Second, the gospel tells us that now the Spirit of God is actively at work in our lives, in our relationships, in our church, and in our world—and therefore that we should put our gifts to use with passion. When in Romans 12 Paul mentions several diverse spiritual gifts, what we should not miss is how Paul calls us to use our gifts with excellence and passion (vv. 6–8). Believers need to be reminded of their need to be edified by the gifts of others, and the need to edify others with their gifts. Being reminded of the Spirit’s work in my life should inspire me to passionate service.
Finally, regarding the future, Peter tells the church to get busy serving because “the end of all things is at hand” (1 Pet. 4:7). Our blessed hope right now is not the return to normal but the return of the King. That hope should inspire loving, passionate service.
Our blessed hope right now is not the return to normal but the return of the King.
As he considers the return of Christ, Peter doesn’t mention anything extreme. Rather, he emphasizes basic Christian living: being self-controlled and sober-minded so that we can engage in effective prayer, earnest love, gracious hospitality, and the exercise of our gifts in God’s strength, for God’s glory (1 Pet. 4:10–11).
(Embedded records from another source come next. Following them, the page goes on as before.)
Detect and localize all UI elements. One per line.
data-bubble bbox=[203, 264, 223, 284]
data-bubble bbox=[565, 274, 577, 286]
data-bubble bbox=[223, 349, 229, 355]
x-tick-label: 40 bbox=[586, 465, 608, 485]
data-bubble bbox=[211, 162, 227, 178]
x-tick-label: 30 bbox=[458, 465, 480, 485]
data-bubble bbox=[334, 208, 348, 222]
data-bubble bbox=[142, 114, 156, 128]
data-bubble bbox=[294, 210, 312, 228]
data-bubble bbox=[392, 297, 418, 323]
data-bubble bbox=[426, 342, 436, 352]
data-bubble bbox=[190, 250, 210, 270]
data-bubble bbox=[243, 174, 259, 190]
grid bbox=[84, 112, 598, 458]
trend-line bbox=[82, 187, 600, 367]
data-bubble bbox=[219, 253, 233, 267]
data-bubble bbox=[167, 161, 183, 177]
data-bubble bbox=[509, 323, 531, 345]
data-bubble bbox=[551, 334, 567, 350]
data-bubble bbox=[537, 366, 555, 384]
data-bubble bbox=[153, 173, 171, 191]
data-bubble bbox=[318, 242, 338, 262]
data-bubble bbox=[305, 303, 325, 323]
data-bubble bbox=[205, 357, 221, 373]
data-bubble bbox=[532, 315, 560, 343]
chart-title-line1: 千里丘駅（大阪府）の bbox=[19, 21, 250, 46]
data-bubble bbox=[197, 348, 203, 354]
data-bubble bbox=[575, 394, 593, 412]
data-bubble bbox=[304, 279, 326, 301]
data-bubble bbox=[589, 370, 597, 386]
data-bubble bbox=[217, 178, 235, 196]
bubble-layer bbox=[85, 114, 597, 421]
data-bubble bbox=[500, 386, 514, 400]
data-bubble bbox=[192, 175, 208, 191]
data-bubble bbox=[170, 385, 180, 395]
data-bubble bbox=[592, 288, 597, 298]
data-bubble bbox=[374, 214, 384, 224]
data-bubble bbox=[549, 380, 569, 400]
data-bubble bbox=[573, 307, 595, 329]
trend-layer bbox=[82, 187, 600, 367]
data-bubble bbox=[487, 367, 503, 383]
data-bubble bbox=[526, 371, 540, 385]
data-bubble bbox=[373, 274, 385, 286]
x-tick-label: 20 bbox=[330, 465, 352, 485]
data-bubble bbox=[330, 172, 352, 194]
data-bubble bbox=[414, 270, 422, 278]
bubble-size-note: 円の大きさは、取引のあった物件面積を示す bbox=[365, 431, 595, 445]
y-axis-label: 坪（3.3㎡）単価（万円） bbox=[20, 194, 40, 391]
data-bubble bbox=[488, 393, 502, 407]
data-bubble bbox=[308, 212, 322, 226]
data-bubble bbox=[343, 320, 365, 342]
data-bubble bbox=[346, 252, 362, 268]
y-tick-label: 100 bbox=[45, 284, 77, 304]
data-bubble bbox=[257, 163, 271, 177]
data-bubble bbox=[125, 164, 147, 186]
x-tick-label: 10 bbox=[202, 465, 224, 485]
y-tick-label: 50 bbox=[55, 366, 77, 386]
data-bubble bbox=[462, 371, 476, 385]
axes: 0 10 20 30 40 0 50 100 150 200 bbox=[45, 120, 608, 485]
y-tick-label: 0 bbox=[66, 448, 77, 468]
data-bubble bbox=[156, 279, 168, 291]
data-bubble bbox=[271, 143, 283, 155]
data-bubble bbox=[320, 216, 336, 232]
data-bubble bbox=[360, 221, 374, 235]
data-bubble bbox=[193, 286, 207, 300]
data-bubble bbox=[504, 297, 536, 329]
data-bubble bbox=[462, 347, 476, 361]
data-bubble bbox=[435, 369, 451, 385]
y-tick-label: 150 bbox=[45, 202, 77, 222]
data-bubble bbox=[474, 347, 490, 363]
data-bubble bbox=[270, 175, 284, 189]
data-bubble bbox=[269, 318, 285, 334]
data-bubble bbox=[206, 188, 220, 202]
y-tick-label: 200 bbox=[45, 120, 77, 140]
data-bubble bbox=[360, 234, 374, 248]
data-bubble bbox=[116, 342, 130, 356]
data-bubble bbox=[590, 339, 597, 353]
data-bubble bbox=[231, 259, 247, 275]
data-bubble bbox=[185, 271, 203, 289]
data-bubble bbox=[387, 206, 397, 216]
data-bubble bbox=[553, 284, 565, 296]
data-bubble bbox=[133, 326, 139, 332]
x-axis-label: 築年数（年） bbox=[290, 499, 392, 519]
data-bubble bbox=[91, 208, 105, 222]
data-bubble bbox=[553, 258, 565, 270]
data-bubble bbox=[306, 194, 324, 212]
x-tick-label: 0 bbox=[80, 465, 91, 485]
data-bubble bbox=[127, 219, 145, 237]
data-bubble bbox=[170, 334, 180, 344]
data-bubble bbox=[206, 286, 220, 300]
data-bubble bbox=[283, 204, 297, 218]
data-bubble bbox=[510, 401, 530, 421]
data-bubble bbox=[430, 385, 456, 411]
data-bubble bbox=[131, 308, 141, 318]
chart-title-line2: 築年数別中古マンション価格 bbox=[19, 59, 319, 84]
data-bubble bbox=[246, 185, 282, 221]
Eschatology shouldn’t make us fanatical but faithful.
The end is near: pray.
The end is near: love one another earnestly.
The end is near: practice hospitality.
The end is near: serve.
It’s a challenging time to be a pastor, but we have a Savior who loves his church, and promised to build it regardless of all that would come against it. Let us lead on in Jesus’s strength for the good of his people (including the apathetic) and for the glory of his name.